Regarding comments within whitespace: I ran into a similar issue with converting STAR files to XML, and as you mentioned, the difficulty is pronounced when attempting to round trip.  Comments typically need to be retained in document order to serve their purpose but ambiguities like you show below can disrupt that.

The example I provided for STAR is https://balisage.net/Proceedings/vol26/html/Gryk01/BalisageVol26-Gryk01.html#appendixB

Michael
________________________________
From: John Lumley <john@saxonica.com>
Sent: Wednesday, May 11, 2022 6:31 AM
To: ixml <public-ixml@w3.org>
Subject: Some (minor) issues arising from testing a new IXML implementation


During development and testing of my IXML implementation a few (minor) isssues have arisen that are worth recording. I have managed to run all the tests in the test suite with a minimum of 6 failures, so I've exercised much (most?) of the current IXML features. These issues, in no particular order are:

Tests assume execution on a Unix machine

Several of the tests have grammars that orient on a line-based structure and as such use -#a or ~[.... #a] terminals to (not)match a line ending. Unfortunately of course running on a Windows machine a line end in the test input would be represented by #d,#a. The pragmatic approach I took was to strip all carriage returns out of the input string within my test-driver. However perhaps the tests themselves should be altered to accomodate. At a cursory glance the test-sets/cases involved are:

  *   ambiguous: ambig4, css, lf2
  *   correct: address, diary, diary2, diary3, lf, para-test, vcard, ranges,

Comment retention within promiscuous use of whitespace

The current spec makes no use distinction between whitespace with and whitespace without embedded comments. As I have written my own IXML parser (rather than bootstrapping my Earley parser with an ixml.xml start state to parse the input ixml grammar) it has proven irksome to keep track of where comments are within deeper structures, so that any subsequent export of the ixml in XML format will contain the original comments in the original locations. Between rules is easy of course, and not too complex between sequence items, but there are some very ambiguous situations which may arise for any implementation attempting to 'round-trip' and input/serialise a grammar via the XML format.

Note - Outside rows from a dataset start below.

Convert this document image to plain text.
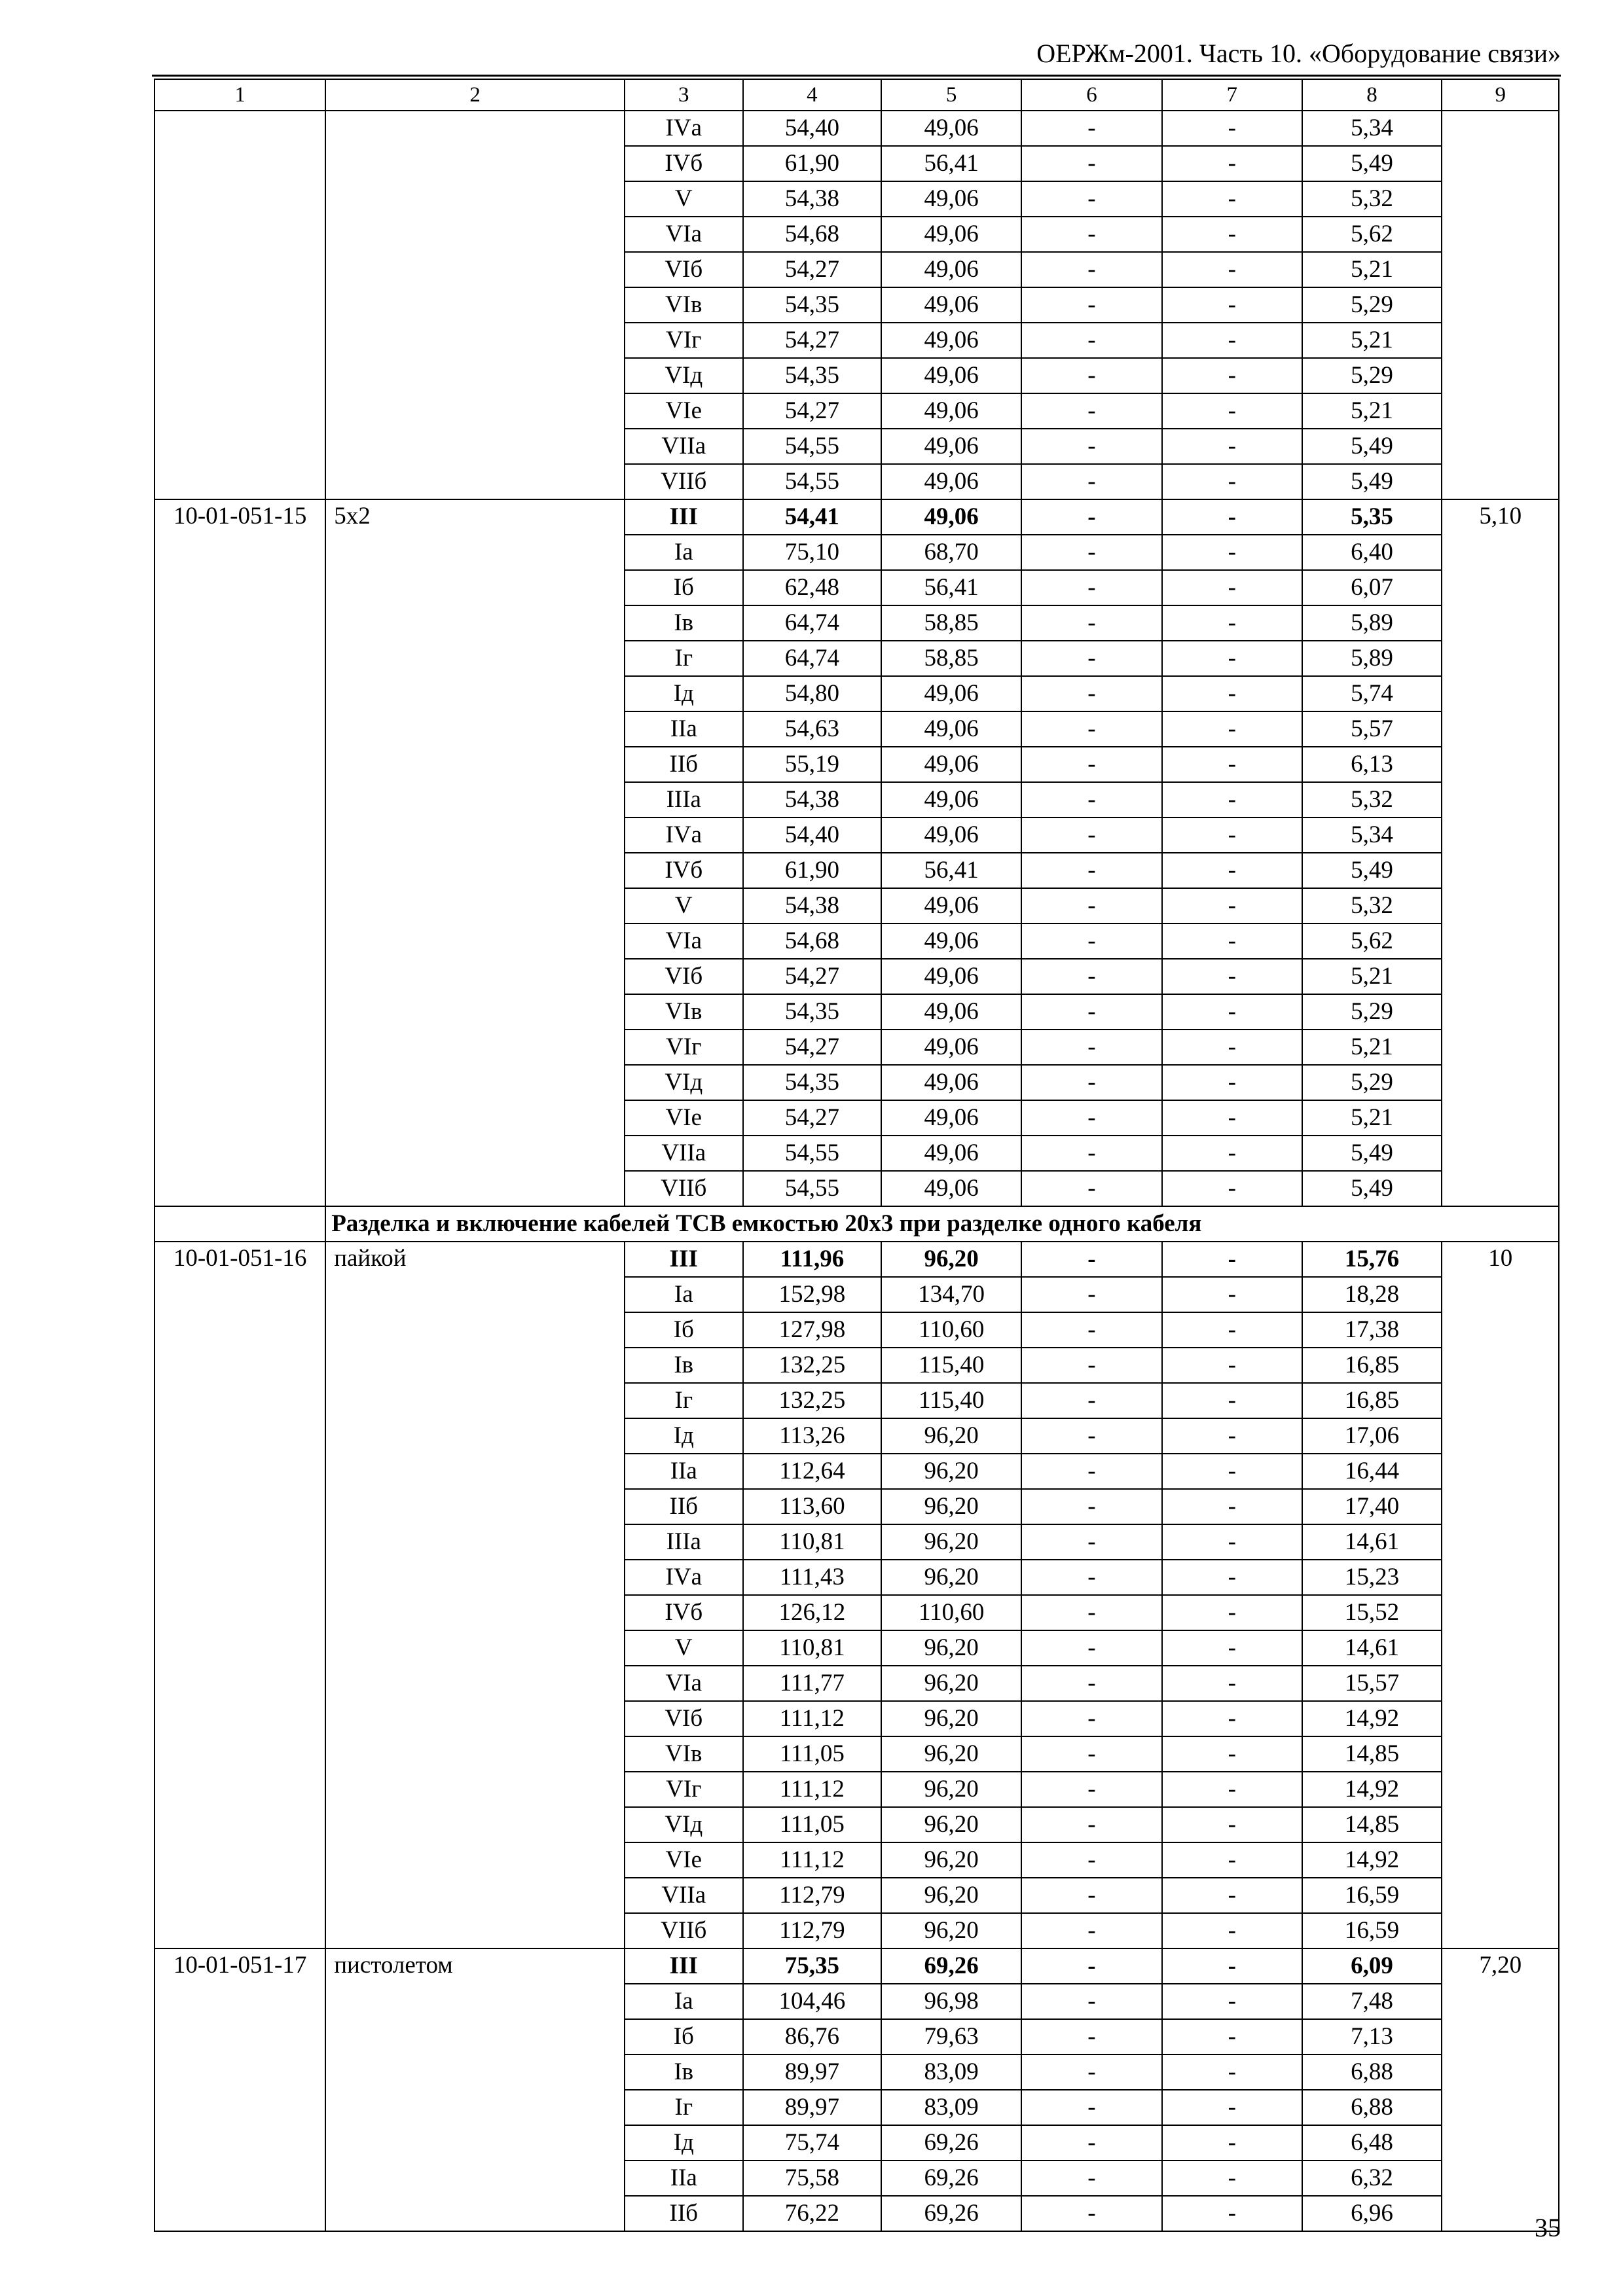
ОЕРЖм-2001. Часть 10. «Оборудование связи»
1	2	3	4	5	6	7	8	9
		IVа	54,40	49,06	-	-	5,34	
		IVб	61,90	56,41	-	-	5,49	
		V	54,38	49,06	-	-	5,32	
		VIа	54,68	49,06	-	-	5,62	
		VIб	54,27	49,06	-	-	5,21	
		VIв	54,35	49,06	-	-	5,29	
		VIг	54,27	49,06	-	-	5,21	
		VIд	54,35	49,06	-	-	5,29	
		VIе	54,27	49,06	-	-	5,21	
		VIIа	54,55	49,06	-	-	5,49	
		VIIб	54,55	49,06	-	-	5,49	
10-01-051-15	5х2	III	54,41	49,06	-	-	5,35	5,10
		Iа	75,10	68,70	-	-	6,40	
		Iб	62,48	56,41	-	-	6,07	
		Iв	64,74	58,85	-	-	5,89	
		Iг	64,74	58,85	-	-	5,89	
		Iд	54,80	49,06	-	-	5,74	
		IIа	54,63	49,06	-	-	5,57	
		IIб	55,19	49,06	-	-	6,13	
		IIIа	54,38	49,06	-	-	5,32	
		IVа	54,40	49,06	-	-	5,34	
		IVб	61,90	56,41	-	-	5,49	
		V	54,38	49,06	-	-	5,32	
		VIа	54,68	49,06	-	-	5,62	
		VIб	54,27	49,06	-	-	5,21	
		VIв	54,35	49,06	-	-	5,29	
		VIг	54,27	49,06	-	-	5,21	
		VIд	54,35	49,06	-	-	5,29	
		VIе	54,27	49,06	-	-	5,21	
		VIIа	54,55	49,06	-	-	5,49	
		VIIб	54,55	49,06	-	-	5,49	
	Разделка и включение кабелей ТСВ емкостью 20х3 при разделке одного кабеля							
10-01-051-16	пайкой	III	111,96	96,20	-	-	15,76	10
		Iа	152,98	134,70	-	-	18,28	
		Iб	127,98	110,60	-	-	17,38	
		Iв	132,25	115,40	-	-	16,85	
		Iг	132,25	115,40	-	-	16,85	
		Iд	113,26	96,20	-	-	17,06	
		IIа	112,64	96,20	-	-	16,44	
		IIб	113,60	96,20	-	-	17,40	
		IIIа	110,81	96,20	-	-	14,61	
		IVа	111,43	96,20	-	-	15,23	
		IVб	126,12	110,60	-	-	15,52	
		V	110,81	96,20	-	-	14,61	
		VIа	111,77	96,20	-	-	15,57	
		VIб	111,12	96,20	-	-	14,92	
		VIв	111,05	96,20	-	-	14,85	
		VIг	111,12	96,20	-	-	14,92	
		VIд	111,05	96,20	-	-	14,85	
		VIе	111,12	96,20	-	-	14,92	
		VIIа	112,79	96,20	-	-	16,59	
		VIIб	112,79	96,20	-	-	16,59	
10-01-051-17	пистолетом	III	75,35	69,26	-	-	6,09	7,20
		Iа	104,46	96,98	-	-	7,48	
		Iб	86,76	79,63	-	-	7,13	
		Iв	89,97	83,09	-	-	6,88	
		Iг	89,97	83,09	-	-	6,88	
		Iд	75,74	69,26	-	-	6,48	
		IIа	75,58	69,26	-	-	6,32	
		IIб	76,22	69,26	-	-	6,96		35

For example consider the rule:

a : ^ "b" .

which should parse to:

<rule name="a">
    <literal tmark="^" string="b"/>
</rule>

Now consider the grammar definition of quoted:

-quoted: (tmark, s)?, string, s.

and some additional comments added to the input rule:

a {1} : {2} ^ {3} "b" {4} .


which might parse as:

<rule name="a">
    <comment>1</comment>
    <comment>2</comment>
    <literal tmark="^" string="b">
        <comment>4</comment>
    </literal>
</rule>


but where should comment 3 be stored? - perhaps it should be the first child of the literal, as the tmark that precedes it takes an attribute position and the trailing string also takes an attribute location. Comment 4 is certainly part of the literal as it appears in its trail s non-terminal. So now we have the conundrum - we cannot distinguish where the name terminating ':' character sat around comments 1 and 2 - the colon could have been before, between or after comments - the parse for all three would be identical, and similarly with comments 3 and 4 with respect to the (quoted) string characters.

I'm not saying this is critical, or even perhaps important, but it is a drawback and in part arises from some promiscuous permission of (comment including) whitespace, mostly between unitary pre-and post-fix operators and their operands (mark, repetition), which I frankly often find distracting




Miscellaneous

The test ixml/ixml-one-line needs whitespace after most of the rule-concluding periods, to meet the current spec.

--
John Lumley MA PhD CEng FIEE
john@saxonica.com<mailto:john@saxonica.com>

Received on Wednesday, 11 May 2022 18:02:11 UTC